1. Valerian and the City of a Thousand Planets:  Valerian and his partner Laureline are sort of intergalactic FBI agents who are trying to retrieve a special creature that's the last of its kind.  This movie was a critical and commercial flop, so our expectations were very low, but we actually enjoyed it!  The humor is flat and the action isn't anything special, but it's absolutely gorgeous to look at.

2. Logan Lucky:  Two brothers (Channing Tatum and Adam Driver) team up with a group of ne'er-do-wells to rob a racetrack.  I didn't like it quite as much as I thought I would, considering how terrific the reviews were, but it had some funny scenes.

3. The Villainess*:  In this Korean movie, a woman trained as an elite assassin decides to take revenge on the people responsible for her father's death.  A few scenes drag on a bit, but they're more than redeemed by some really exciting action.  There's a scene near the end that had me nearly delirious with joy.  Definitely worth checking out if you love kick-ass heroines.

Side note #1: The opening scene was done in first person, which made me nervous since that tends to make me nauseated and/or give me a migraine.  But fear not if you're similarly afflicted; that's the only scene shot like that.  (If you happen to enjoy first person action and aren't made sick by it, I'd recommend Hardcore Henry, which G-Vo loved.  I, of course, was unable to partake.)

Side note #2: If you're not a fan of reading subtitles, the dubbing is actually tolerable.  (Well, with the exception of a little girl who was obviously dubbed by an adult, which made her sound like a possessed doll.  Fortunately, she doesn't talk much.)

4. Lady Bird*:  The title character is actually named Christine, but she's renamed herself Lady Bird in an effort to stand out.  She lives in Sacramento with her family, but she wants nothing more than to break away and move to New York City.  A wonderfully true look at the love/hate relationship between mothers and daughters, with exceptional performances by Saoirse Ronan as Lady Bird and Laurie Metcalf as her harried mother.

5. Ingrid Goes West:  Ingrid (Aubrey Plaza) is a disturbed young woman who becomes obsessed with an Instagram star named Taylor (Elizabeth Olsen).  Ingrid uses her inheritance to move to California and "accidentally" bump into her idol.  This was billed as a dark comedy, but it wasn't very funny.

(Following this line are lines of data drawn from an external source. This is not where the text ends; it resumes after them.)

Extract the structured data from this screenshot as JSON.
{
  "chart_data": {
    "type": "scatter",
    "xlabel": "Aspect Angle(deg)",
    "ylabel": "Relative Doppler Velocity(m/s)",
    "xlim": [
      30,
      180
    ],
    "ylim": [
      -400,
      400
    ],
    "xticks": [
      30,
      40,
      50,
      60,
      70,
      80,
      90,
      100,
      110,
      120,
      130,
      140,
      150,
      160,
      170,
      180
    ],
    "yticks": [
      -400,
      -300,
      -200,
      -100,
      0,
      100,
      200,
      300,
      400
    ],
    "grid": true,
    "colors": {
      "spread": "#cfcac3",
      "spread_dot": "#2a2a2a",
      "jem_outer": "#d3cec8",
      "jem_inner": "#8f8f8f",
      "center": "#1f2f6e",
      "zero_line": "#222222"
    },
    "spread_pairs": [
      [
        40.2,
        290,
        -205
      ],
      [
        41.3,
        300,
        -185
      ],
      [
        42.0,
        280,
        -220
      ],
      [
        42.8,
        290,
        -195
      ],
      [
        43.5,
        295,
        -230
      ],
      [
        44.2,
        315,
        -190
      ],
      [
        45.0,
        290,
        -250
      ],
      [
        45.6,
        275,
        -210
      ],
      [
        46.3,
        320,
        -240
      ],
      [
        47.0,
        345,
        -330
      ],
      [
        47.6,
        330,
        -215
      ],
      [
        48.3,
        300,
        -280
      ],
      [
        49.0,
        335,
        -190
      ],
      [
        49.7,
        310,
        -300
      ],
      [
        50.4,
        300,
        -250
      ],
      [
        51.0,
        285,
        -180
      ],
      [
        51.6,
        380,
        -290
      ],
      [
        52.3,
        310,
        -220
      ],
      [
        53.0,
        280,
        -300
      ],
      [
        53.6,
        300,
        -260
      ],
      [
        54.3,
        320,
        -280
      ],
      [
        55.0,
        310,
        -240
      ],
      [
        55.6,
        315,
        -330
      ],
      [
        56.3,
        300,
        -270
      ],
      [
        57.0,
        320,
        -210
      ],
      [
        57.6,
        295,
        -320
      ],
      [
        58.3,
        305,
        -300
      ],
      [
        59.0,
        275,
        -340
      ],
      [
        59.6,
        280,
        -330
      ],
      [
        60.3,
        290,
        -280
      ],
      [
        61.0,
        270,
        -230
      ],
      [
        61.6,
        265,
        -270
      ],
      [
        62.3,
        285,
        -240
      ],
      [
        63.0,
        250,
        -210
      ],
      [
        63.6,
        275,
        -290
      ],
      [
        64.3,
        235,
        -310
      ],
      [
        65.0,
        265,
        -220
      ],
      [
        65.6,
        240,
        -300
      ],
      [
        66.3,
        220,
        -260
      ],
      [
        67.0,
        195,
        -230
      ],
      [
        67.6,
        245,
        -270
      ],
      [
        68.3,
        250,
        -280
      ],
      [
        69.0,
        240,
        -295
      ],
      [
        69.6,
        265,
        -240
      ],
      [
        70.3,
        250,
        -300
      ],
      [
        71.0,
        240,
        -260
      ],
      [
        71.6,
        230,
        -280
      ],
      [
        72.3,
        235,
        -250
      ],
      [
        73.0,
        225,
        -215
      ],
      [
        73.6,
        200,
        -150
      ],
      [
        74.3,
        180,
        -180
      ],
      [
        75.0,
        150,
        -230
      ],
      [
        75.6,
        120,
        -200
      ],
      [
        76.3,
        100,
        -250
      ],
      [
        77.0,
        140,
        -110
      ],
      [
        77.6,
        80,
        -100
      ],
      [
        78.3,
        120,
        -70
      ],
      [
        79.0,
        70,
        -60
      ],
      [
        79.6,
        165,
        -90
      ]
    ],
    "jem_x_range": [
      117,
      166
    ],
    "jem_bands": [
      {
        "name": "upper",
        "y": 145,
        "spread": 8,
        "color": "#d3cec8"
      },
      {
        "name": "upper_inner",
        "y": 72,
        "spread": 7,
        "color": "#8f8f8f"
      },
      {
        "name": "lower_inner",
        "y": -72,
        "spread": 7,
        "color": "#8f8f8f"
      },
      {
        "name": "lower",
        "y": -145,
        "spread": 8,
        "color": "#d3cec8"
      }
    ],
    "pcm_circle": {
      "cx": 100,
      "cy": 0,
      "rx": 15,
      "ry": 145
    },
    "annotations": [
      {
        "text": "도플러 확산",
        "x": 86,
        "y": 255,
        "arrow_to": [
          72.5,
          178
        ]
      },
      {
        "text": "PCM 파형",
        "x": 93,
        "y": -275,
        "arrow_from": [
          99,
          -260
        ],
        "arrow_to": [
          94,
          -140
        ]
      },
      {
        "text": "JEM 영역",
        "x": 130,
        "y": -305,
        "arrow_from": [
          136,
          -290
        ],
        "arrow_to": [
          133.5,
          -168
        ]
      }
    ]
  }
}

Good performances, but it mostly just made me cringe.

6. Star Wars: The Last Jedi:  No recap since I don't want to spoil anything for anybody, plus if you have any interest in seeing this, you probably already have.  I have to be honest and say I thought it was disappointing; it felt really flat to me.  And lest you think the opinion of a casual SW fan doesn't count for much: I saw it with two lifelong SW fanboys and they didn't much care for it either.  Hopefully the next one is better.

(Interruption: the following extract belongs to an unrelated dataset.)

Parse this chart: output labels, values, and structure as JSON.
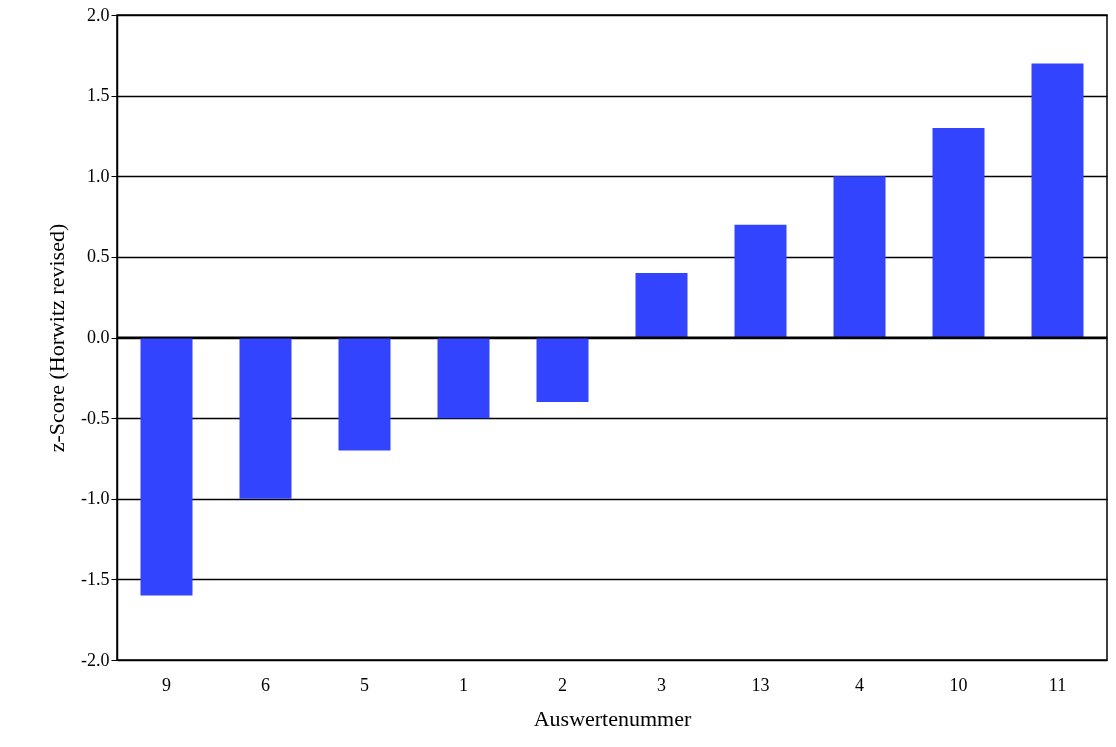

7. Kingsman: The Golden Circle*:  The title organization teams up with a spy agency in the US to take down a perky drug lord named Poppy (Julianne Moore).  Lots of really fun action; I liked it more than the first one.

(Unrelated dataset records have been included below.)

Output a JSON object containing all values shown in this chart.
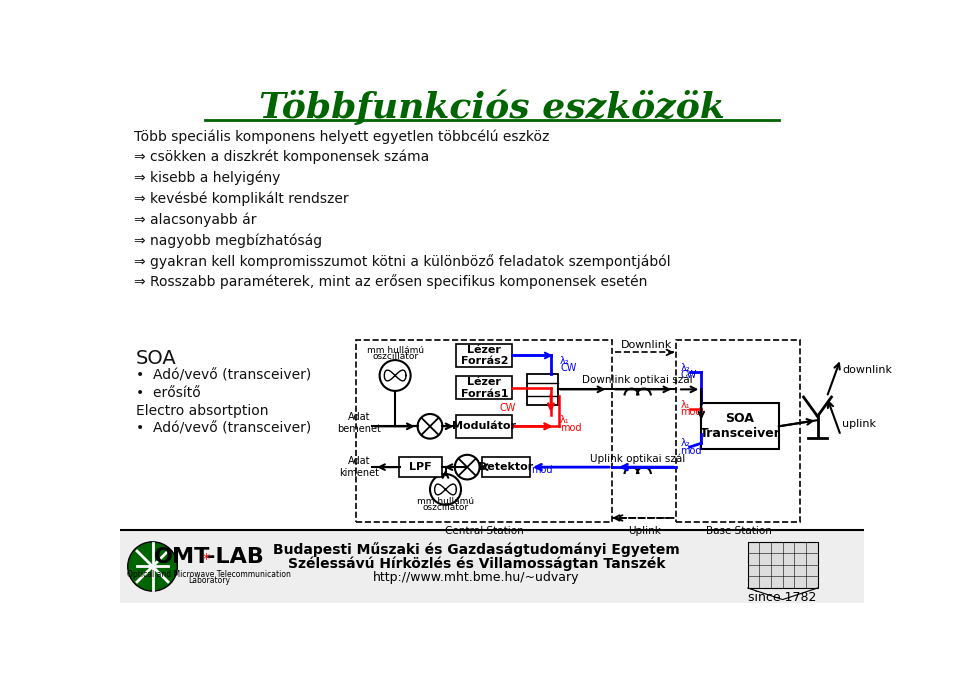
{
  "title": "Többfunkciós eszközök",
  "title_color": "#006400",
  "title_fontsize": 26,
  "bg_color": "#ffffff",
  "bullet_lines": [
    "Több speciális komponens helyett egyetlen többcélú eszköz",
    "⇒ csökken a diszkrét komponensek száma",
    "⇒ kisebb a helyigény",
    "⇒ kevésbé komplikált rendszer",
    "⇒ alacsonyabb ár",
    "⇒ nagyobb megbízhatóság",
    "⇒ gyakran kell kompromisszumot kötni a különböző feladatok szempontjából",
    "⇒ Rosszabb paraméterek, mint az erősen specifikus komponensek esetén"
  ],
  "left_text_lines": [
    [
      "SOA",
      14,
      false
    ],
    [
      "•  Adó/vevő (transceiver)",
      10,
      false
    ],
    [
      "•  erősítő",
      10,
      false
    ],
    [
      "Electro absortption",
      10,
      false
    ],
    [
      "•  Adó/vevő (transceiver)",
      10,
      false
    ]
  ],
  "footer_center1": "Budapesti Műszaki és Gazdaságtudományi Egyetem",
  "footer_center2": "Szélessávú Hírközlés és Villamosságtan Tanszék",
  "footer_center3": "http://www.mht.bme.hu/~udvary",
  "footer_right": "since 1782"
}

Side note:  This movie and Logan Lucky both feature Channing Tatum and the John Denver song "Country Roads", which is kind of weird.

8. Better Watch Out*:  A normal babysitting gig turns into a nightmare for Ashley when she becomes the victim of a home invasion and must defend the boy she's watching.  Absolutely not for everyone, but if you like your humor pitch black and don't mind some extremely twisted shit, you'll enjoy it.

9. Atomic Blonde:  In the middle of the Cold War, an MI6 agent (Charlize Theron) is sent to Berlin to retrieve a list of double agents.  A 3 star movie with a 4 star soundtrack and a 5 star fight scene.

10. Mother!*:  A young woman (Jennifer Lawrence) and her much older husband (Javier Bardem) find their lives upended by unexpected guests.  After #6 above, this was probably the most polarizing movie of the year.  I thought the allegory was a bit heavy-handed, and parts of it are extremely disturbing, but I wound up giving it a star because it did affect me and Jennifer Lawrence is really good.

11. Miss Peregrine's Home for Peculiar Children:  After his grandfather dies, Jake discovers the titular home and tries to help the residents escape from a sinister threat.  Visually creative and better than expected.